Mizoguchi’s attitudes towards sex work were always complex – despite displaying sympathy for women who found themselves trapped within red light district as his own sister had been, he was also a man who spent much of his life in the company of geishas. Nevertheless Women of the Night veers between empathy and disdain for the hosts of post-war “pan pans” existing in codependent female gangs in which violence and hierarchy were as much an essential part as mutual support. The film opens with a sign which instructs women that they should not be seen out after dark lest they will be taken for prostitutes, respectable women should make a point of being home at the proper hour. Later, when Fusako is picked up by a police raid, she comes across a woman from the “purity board” who wants to hand out some pamphlets to help women “reform” from their “impure” ways and temper their presumably insatiable sexual desire. Fusako quite rightly tells the woman where to go while the others echo her in confirming no one has volunteered to live this way because they like it. Starving to death with a pure heart is one thing, but what are any of these women supposed to do in a world that refuses them regular work when they have already lost friends and family and are entirely alone with no hope of survival?
A third option exists in the form of a home for women which has been set up for the express purpose of “reforming” former prostitutes so that they can lead “normal” lives. The home provides ample meals, medical treatment and work though its attitude can be slightly patronising even in its well meaning attempt to re-educate. Again the home is working towards an ideal which is not evident in reality – there are no jobs for these women to go to, and no husbands waiting to support them. Incurring yet another tragedy, Fusako receives a well meaning lecture from a male employee at the home to the effect that it’s time for women to work together to build a better world for all womankind but Fusako has seen enough of the sisterhood realise that won’t save her either and leaves the man to his platitudes trailing a dense cloud of contempt behind her.

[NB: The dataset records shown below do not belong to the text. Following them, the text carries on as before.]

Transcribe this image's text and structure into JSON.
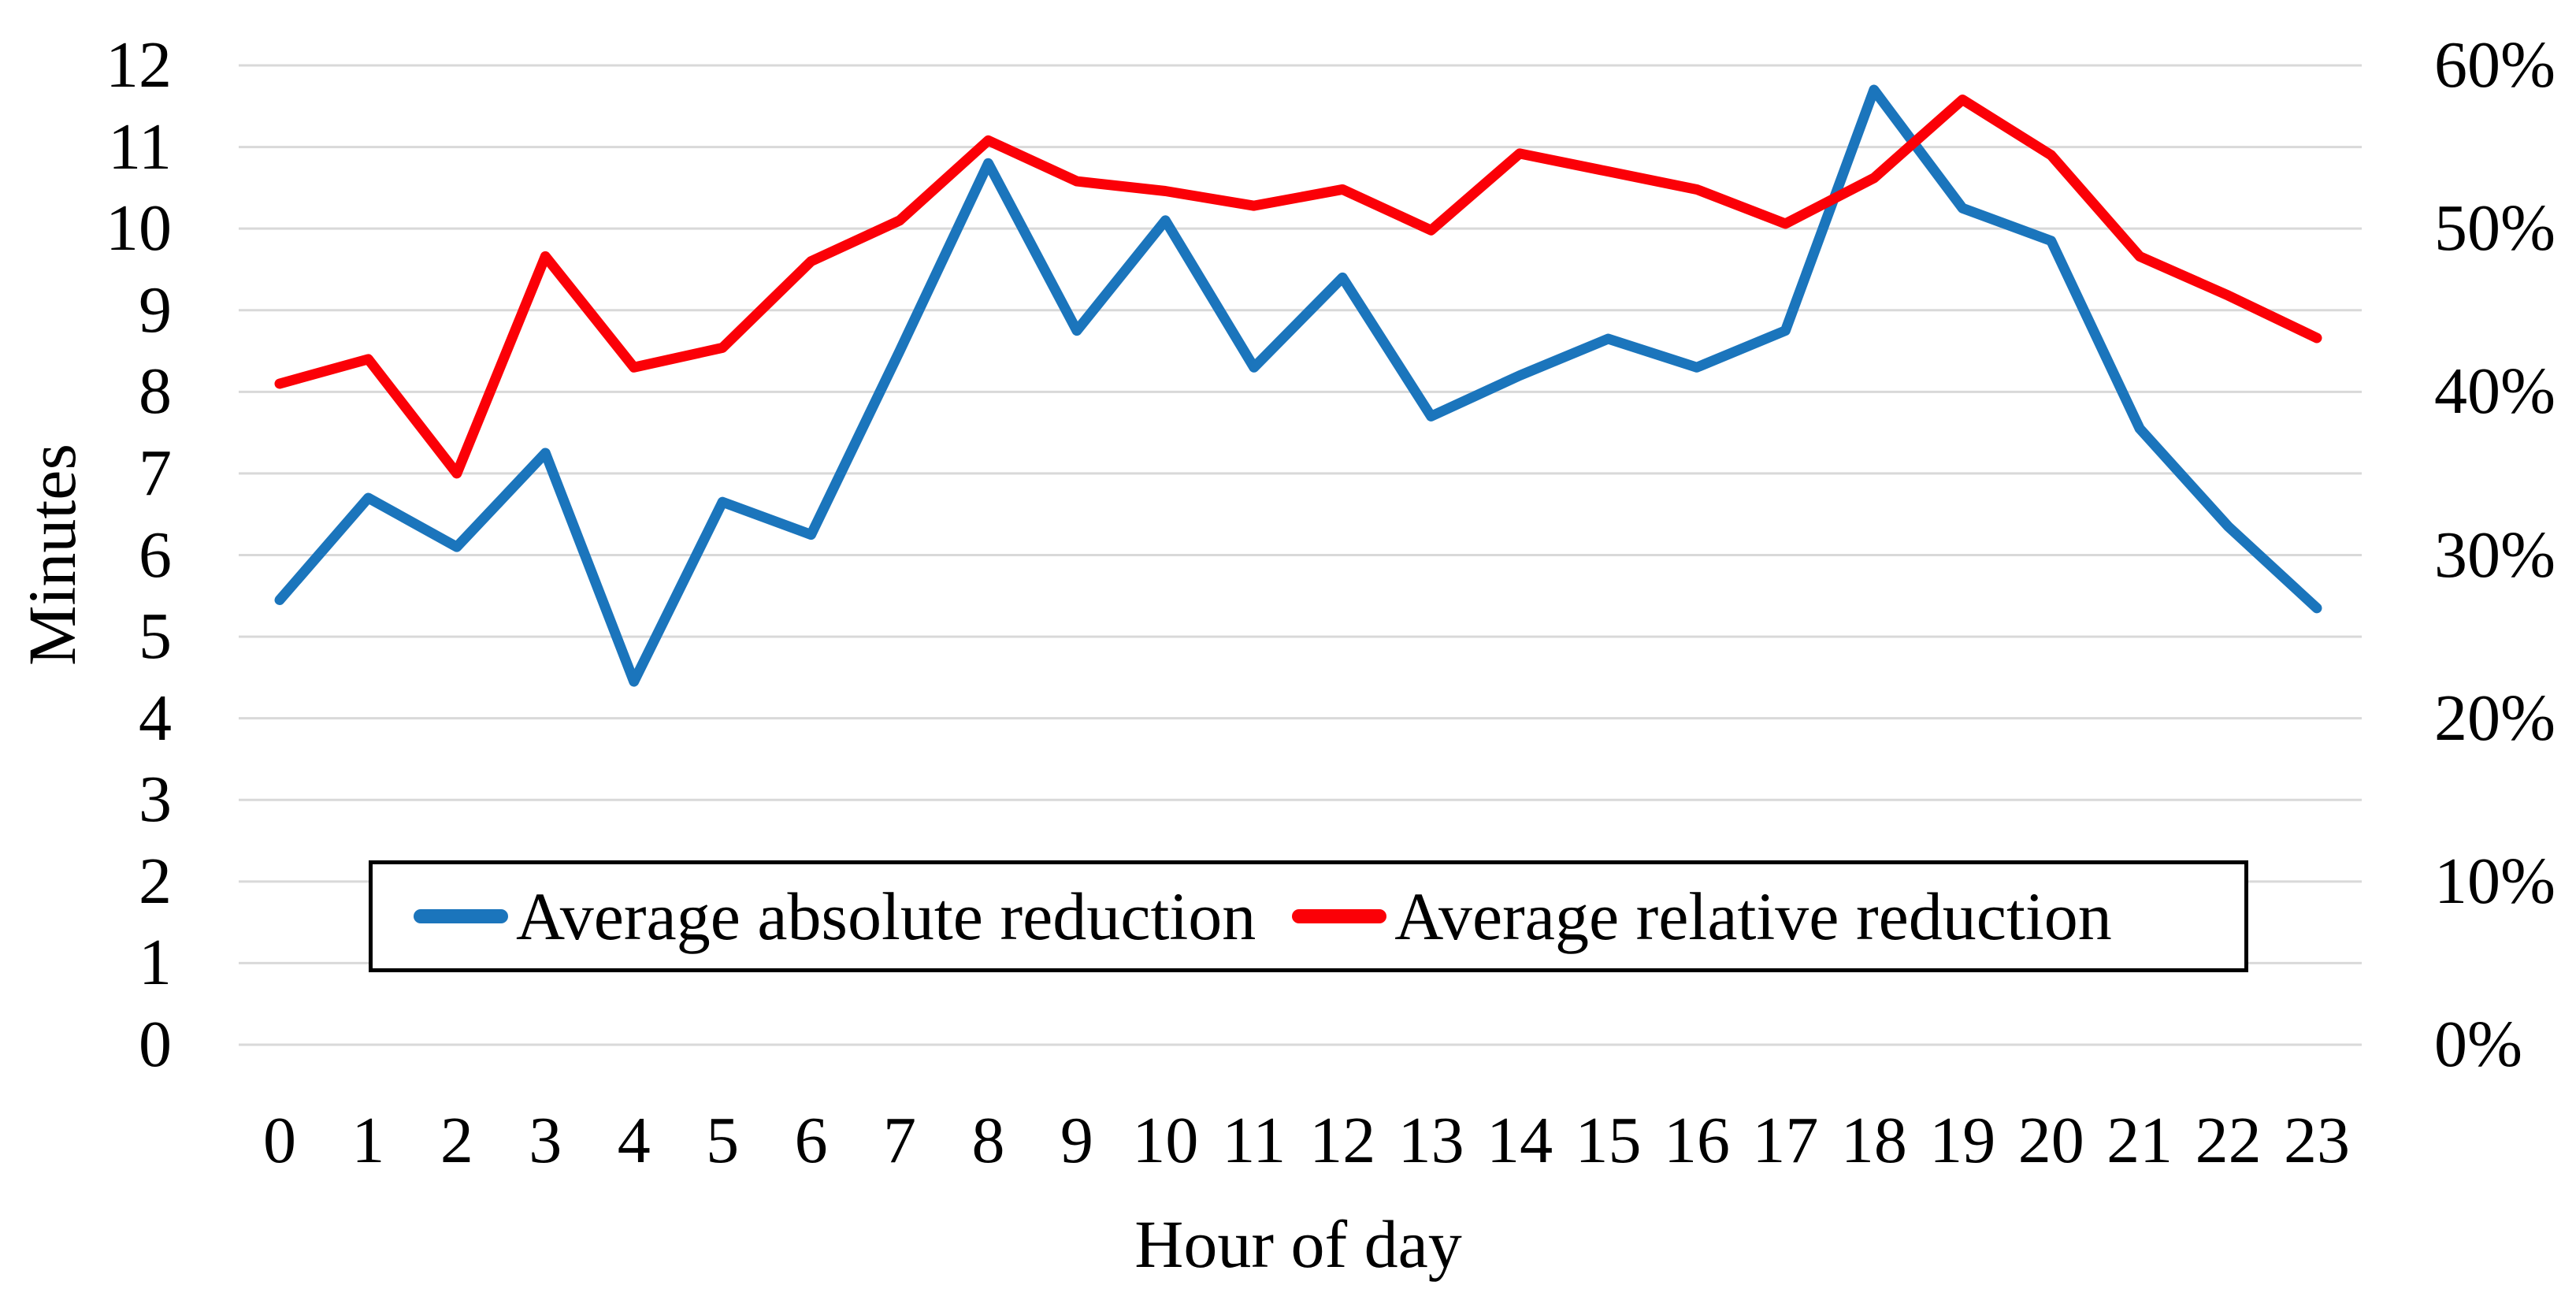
{
  "chart_data": {
    "type": "line",
    "title": "",
    "xlabel": "Hour of day",
    "ylabel": "Minutes",
    "x": [
      0,
      1,
      2,
      3,
      4,
      5,
      6,
      7,
      8,
      9,
      10,
      11,
      12,
      13,
      14,
      15,
      16,
      17,
      18,
      19,
      20,
      21,
      22,
      23
    ],
    "x_tick_labels": [
      "0",
      "1",
      "2",
      "3",
      "4",
      "5",
      "6",
      "7",
      "8",
      "9",
      "10",
      "11",
      "12",
      "13",
      "14",
      "15",
      "16",
      "17",
      "18",
      "19",
      "20",
      "21",
      "22",
      "23"
    ],
    "series": [
      {
        "name": "Average absolute reduction",
        "axis": "left",
        "unit": "minutes",
        "color": "#1B75BC",
        "values": [
          5.45,
          6.7,
          6.1,
          7.25,
          4.45,
          6.65,
          6.25,
          8.5,
          10.8,
          8.75,
          10.1,
          8.3,
          9.4,
          7.7,
          8.2,
          8.65,
          8.3,
          8.75,
          11.7,
          10.25,
          9.85,
          7.55,
          6.35,
          5.35
        ]
      },
      {
        "name": "Average relative reduction",
        "axis": "right",
        "unit": "percent",
        "color": "#FB0007",
        "values": [
          40.5,
          42.0,
          35.0,
          48.3,
          41.5,
          42.7,
          48.0,
          50.5,
          55.4,
          52.9,
          52.3,
          51.4,
          52.4,
          49.9,
          54.6,
          53.5,
          52.4,
          50.3,
          53.1,
          57.9,
          54.5,
          48.3,
          45.9,
          43.3
        ]
      }
    ],
    "left_axis": {
      "min": 0,
      "max": 12,
      "tick_values": [
        0,
        1,
        2,
        3,
        4,
        5,
        6,
        7,
        8,
        9,
        10,
        11,
        12
      ],
      "tick_labels": [
        "0",
        "1",
        "2",
        "3",
        "4",
        "5",
        "6",
        "7",
        "8",
        "9",
        "10",
        "11",
        "12"
      ]
    },
    "right_axis": {
      "min": 0,
      "max": 60,
      "tick_values": [
        0,
        10,
        20,
        30,
        40,
        50,
        60
      ],
      "tick_labels": [
        "0%",
        "10%",
        "20%",
        "30%",
        "40%",
        "50%",
        "60%"
      ]
    },
    "grid": true,
    "gridline_color": "#D9D9D9",
    "legend_position": "bottom-inside-box"
  }
}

Yet Fusako does change her mind, finally reunited with the missing Kumiko who has also fallen into prostitution after running away from home and being tricked by a boy who pretended to be nice but only ever planned to rob and rape her. In a furious scene of maternal rage, Fusako rails against her plight, enraged by Kumiko’s degradation which ultimately forces her to see her own. Brutally beaten by the other women for the mere suggestion of leaving the gang, Fusako is held, Christ-like, while she pleads for an end to this existence, that there should be no more women like these. The storm breaks and the other women gradually come over to Fusako’s side, depressed and demoralised, left with no clear direction to turn for salvation. Mizoguchi ends on a bleak note of eternal suffering and continuing impossibility but he pauses briefly to pan up to an unbroken stained glass window featuring the Madonna and child. Fusako emerges unbroken, taking Kumiko under her maternal wing, but the future they walk out into is anything but certain and their journey far from over.